RÉCOMPENSER L’EXCELLENCE SCOLAIRE

Le premier pilier du programme B-First consiste à primer les meilleurs élèves des cinquante meilleurs établissements secondaires du pays. Les écoles bénéficiaires sont sélectionnées sur la base de critères précis, dont le taux de réussite au Baccalauréat ou au CCE A-level, ainsi que la densité de scolarisation dans leur zone. Une fois les établissements retenus, Afriland First Bank s’engage à distinguer 90 élèves par école, soit les premiers de chaque classe. Les récompenses consistent en fournitures scolaires, bourses partielles et matériel informatique. L’idée est de valoriser l’effort et la persévérance tout en réduisant les inégalités d’accès aux outils pédagogiques. Selon la banque, cette démarche vise à « inculquer l’esprit First », une philosophie fondée sur la compétitivité académique et la recherche permanente de la performance.

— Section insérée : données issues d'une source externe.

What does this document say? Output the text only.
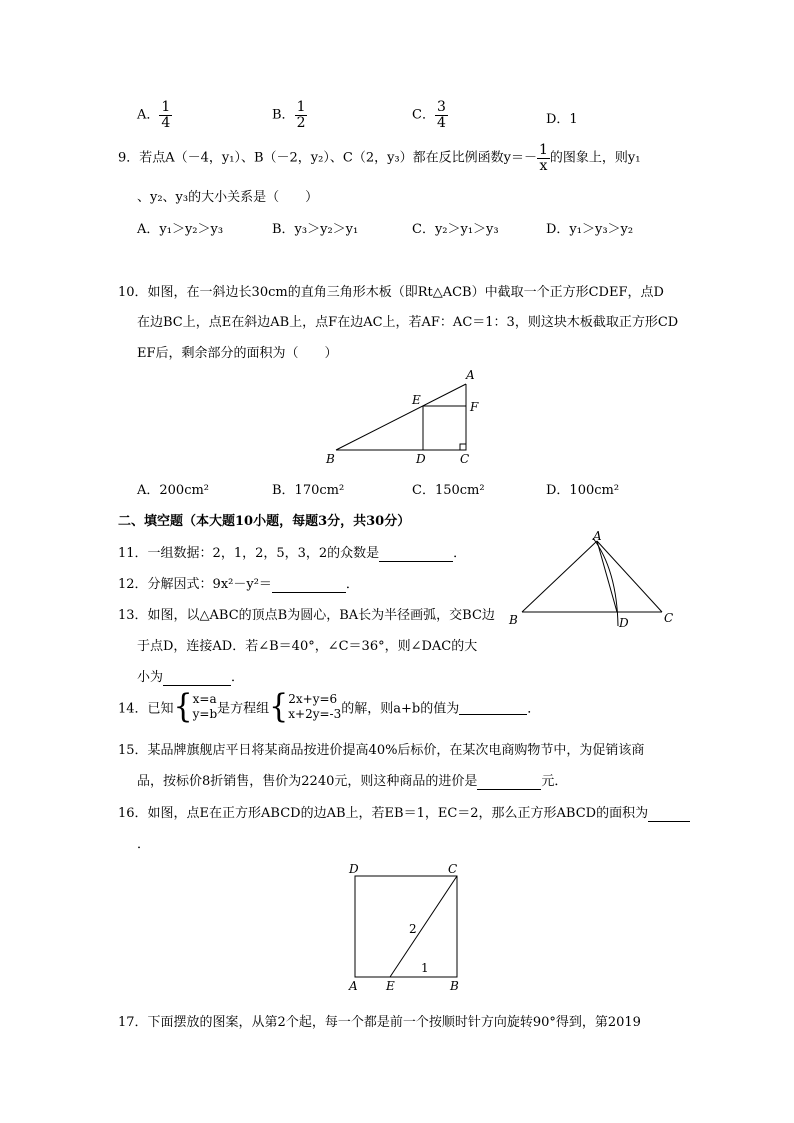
A． $\frac{1}{4}$	B． $\frac{1}{2}$	C． $\frac{3}{4}$	D．1
9．若点A（－4，y₁）、B（－2，y₂）、C（2，y₃）都在反比例函数$y=- \frac{1}{x}$ 的图象上，则y₁
、y₂、y₃的大小关系是（　　）
A．y₁＞y₂＞y₃	B．y₃＞y₂＞y₁	C．y₂＞y₁＞y₃	D．y₁＞y₃＞y₂
10．如图，在一斜边长30cm的直角三角形木板（即Rt△ACB）中截取一个正方形CDEF，点D
在边BC上，点E在斜边AB上，点F在边AC上，若AF：AC＝1：3，则这块木板截取正方形CD
EF后，剩余部分的面积为（　　）
A
B	C
D
E	F
A．200cm²	B．170cm²	C．150cm²	D．100cm²
二、填空题（本大题10小题，每题3分，共30分）
11．一组数据：2，1，2，5，3，2的众数是	．
12．分解因式：9x²－y²＝	．
13．如图，以△ABC的顶点B为圆心，BA长为半径画弧，交BC边
于点D，连接AD．若∠B＝40°，∠C＝36°，则∠DAC的大
小为	．
A
B	C
D
14．已知{ x=a
y=b 是方程组{ 2x+y=6
x+2y=-3 的解，则a+b的值为	．
15．某品牌旗舰店平日将某商品按进价提高40%后标价，在某次电商购物节中，为促销该商
品，按标价8折销售，售价为2240元，则这种商品的进价是	元．
16．如图，点E在正方形ABCD的边AB上，若EB＝1，EC＝2，那么正方形ABCD的面积为
．
D	C
A E	B
2
1
17．下面摆放的图案，从第2个起，每一个都是前一个按顺时针方向旋转90°得到，第2019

En ciblant un nombre réduit mais représentatif d’établissements, le programme veut créer un effet d’émulation et instaurer une culture de mérite parmi les jeunes. Le second pilier du programme, intitulé Concours des 50 Pupilles Afriland First Bank, s’adresse exclusivement aux nouveaux titulaires du Baccalauréat et du CCE A-level. Ouvert aux candidats des sessions 2024 et 2025, ce concours se déroule en ligne via les plateformes de la banque. Les épreuves visent à sélectionner 50 lauréats, appelés « pupilles ». Ils bénéficieront d’une prise en charge partielle ou totale de leurs frais de scolarité dans l’université de leur choix.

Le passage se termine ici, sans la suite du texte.